Monday, Sep. 25, 1944

Streptothricin

Another drug made by a microscopic organism showed signs of becoming important last week. The Journal of the A.M.A. published an editorial on streptothricin, derived from Actinomyces lavendulae, a mold-like bacterium. Features of Streptothricin: 1) besides attacking many Gram-positive (blue-staining) bacteria, it attacks many of the Gram-negative (red-staining) against which penicillin is almost powerless--germs of typhoid, dysentery, etc.; 2) it is safe in therapeutic doses.

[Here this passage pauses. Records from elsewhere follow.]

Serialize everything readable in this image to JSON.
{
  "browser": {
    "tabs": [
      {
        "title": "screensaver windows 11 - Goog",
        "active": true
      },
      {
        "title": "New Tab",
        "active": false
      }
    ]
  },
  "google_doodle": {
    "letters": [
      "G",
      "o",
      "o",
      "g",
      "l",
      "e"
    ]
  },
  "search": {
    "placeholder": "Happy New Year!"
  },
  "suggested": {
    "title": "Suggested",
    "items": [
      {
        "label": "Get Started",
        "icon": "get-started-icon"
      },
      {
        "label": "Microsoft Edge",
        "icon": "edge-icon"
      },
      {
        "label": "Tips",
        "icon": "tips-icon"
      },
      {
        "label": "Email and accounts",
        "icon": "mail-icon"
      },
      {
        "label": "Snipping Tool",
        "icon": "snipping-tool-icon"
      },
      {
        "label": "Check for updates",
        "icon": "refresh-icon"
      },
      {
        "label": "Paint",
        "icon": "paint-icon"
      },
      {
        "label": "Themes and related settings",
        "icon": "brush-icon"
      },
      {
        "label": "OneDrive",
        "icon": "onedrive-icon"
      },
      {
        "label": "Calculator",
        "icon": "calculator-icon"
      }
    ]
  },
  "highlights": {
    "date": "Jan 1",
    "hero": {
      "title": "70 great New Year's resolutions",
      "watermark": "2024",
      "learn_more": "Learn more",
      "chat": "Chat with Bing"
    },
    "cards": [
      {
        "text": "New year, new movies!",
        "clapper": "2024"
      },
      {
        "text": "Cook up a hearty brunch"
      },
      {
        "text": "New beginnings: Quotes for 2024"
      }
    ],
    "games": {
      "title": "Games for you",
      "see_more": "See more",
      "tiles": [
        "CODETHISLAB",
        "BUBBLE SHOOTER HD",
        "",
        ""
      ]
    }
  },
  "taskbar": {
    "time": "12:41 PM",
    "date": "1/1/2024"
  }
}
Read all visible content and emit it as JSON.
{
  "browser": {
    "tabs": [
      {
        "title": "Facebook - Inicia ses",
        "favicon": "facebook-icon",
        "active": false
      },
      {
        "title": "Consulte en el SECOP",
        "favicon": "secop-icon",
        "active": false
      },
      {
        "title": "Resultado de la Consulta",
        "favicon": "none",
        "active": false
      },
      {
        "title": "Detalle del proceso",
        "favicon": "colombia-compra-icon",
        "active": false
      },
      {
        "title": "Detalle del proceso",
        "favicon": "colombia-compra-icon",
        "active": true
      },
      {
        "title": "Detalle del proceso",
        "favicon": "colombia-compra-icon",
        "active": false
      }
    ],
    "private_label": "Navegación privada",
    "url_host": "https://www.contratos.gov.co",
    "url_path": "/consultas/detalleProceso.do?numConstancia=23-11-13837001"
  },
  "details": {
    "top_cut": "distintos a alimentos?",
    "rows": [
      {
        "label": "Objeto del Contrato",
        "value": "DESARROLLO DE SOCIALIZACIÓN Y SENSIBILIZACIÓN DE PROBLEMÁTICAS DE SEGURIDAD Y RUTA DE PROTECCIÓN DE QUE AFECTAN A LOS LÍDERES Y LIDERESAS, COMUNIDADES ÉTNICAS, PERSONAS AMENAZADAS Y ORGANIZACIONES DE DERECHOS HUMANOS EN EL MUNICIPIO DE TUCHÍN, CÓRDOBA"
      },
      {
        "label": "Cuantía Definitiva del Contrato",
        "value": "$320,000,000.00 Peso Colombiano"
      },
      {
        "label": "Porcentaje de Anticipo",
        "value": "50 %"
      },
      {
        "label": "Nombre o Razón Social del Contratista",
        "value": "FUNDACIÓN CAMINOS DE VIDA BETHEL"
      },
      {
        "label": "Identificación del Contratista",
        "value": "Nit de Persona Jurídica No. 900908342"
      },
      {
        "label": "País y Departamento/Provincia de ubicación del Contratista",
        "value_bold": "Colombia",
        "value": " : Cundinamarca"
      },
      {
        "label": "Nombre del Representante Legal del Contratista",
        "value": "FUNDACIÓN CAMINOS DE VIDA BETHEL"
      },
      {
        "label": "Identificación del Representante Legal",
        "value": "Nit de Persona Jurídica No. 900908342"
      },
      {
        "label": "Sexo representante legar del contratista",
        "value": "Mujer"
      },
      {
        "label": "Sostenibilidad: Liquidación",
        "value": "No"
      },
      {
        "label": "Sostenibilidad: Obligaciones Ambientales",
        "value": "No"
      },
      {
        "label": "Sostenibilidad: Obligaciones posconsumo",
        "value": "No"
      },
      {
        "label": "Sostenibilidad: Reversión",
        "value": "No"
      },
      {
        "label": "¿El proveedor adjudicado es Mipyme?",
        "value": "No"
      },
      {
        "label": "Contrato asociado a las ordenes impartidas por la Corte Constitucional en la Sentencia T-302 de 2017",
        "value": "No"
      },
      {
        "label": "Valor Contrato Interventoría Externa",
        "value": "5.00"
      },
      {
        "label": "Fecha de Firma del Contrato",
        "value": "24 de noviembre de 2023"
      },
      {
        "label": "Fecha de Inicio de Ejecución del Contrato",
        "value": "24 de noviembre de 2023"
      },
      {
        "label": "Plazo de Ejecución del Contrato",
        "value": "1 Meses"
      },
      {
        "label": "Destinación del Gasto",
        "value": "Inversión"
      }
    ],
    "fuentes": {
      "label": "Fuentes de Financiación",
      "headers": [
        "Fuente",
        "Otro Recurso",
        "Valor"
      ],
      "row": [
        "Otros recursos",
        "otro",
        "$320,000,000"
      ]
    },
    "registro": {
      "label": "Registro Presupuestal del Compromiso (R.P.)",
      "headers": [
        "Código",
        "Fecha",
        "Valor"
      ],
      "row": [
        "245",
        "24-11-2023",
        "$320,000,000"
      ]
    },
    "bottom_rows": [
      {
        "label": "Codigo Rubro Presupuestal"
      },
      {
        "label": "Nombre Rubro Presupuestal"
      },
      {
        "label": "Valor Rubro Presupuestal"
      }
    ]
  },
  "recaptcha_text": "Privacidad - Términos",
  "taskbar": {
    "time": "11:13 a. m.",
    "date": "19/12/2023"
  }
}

News from Rahway. When the new drug was quietly announced two years ago by Drs. Selman Abraham Waksman and Harold Boyd Woodruff of the New Jersey State Agricultural Experiment Station at Rutgers, only its test-tube performance was known. The present excitement comes from mouse experiments last summer by research workers at the Merck Institute for Therapeutic Research, at Rahway, N.J. (the drug has not yet been tried on people). The evidence:

P: Streptothricin protects mice against 10,000 times the ordinary lethal dose of Salmonella schottmuelleri (paratyphoid fever organism), Escherichia coli (colon bacillus) and Bacterium shigae (cause of Shiga dysentery). The drug's usefulness against typhoid bacteria has not yet been tested in mice, but it is effective against test-tube typhoid.

P: Streptothricin can be given by vein, injection under the skin, or by mouth.

P: Streptothricin can kill a mouse, but many times the therapeutic dose is required to do it.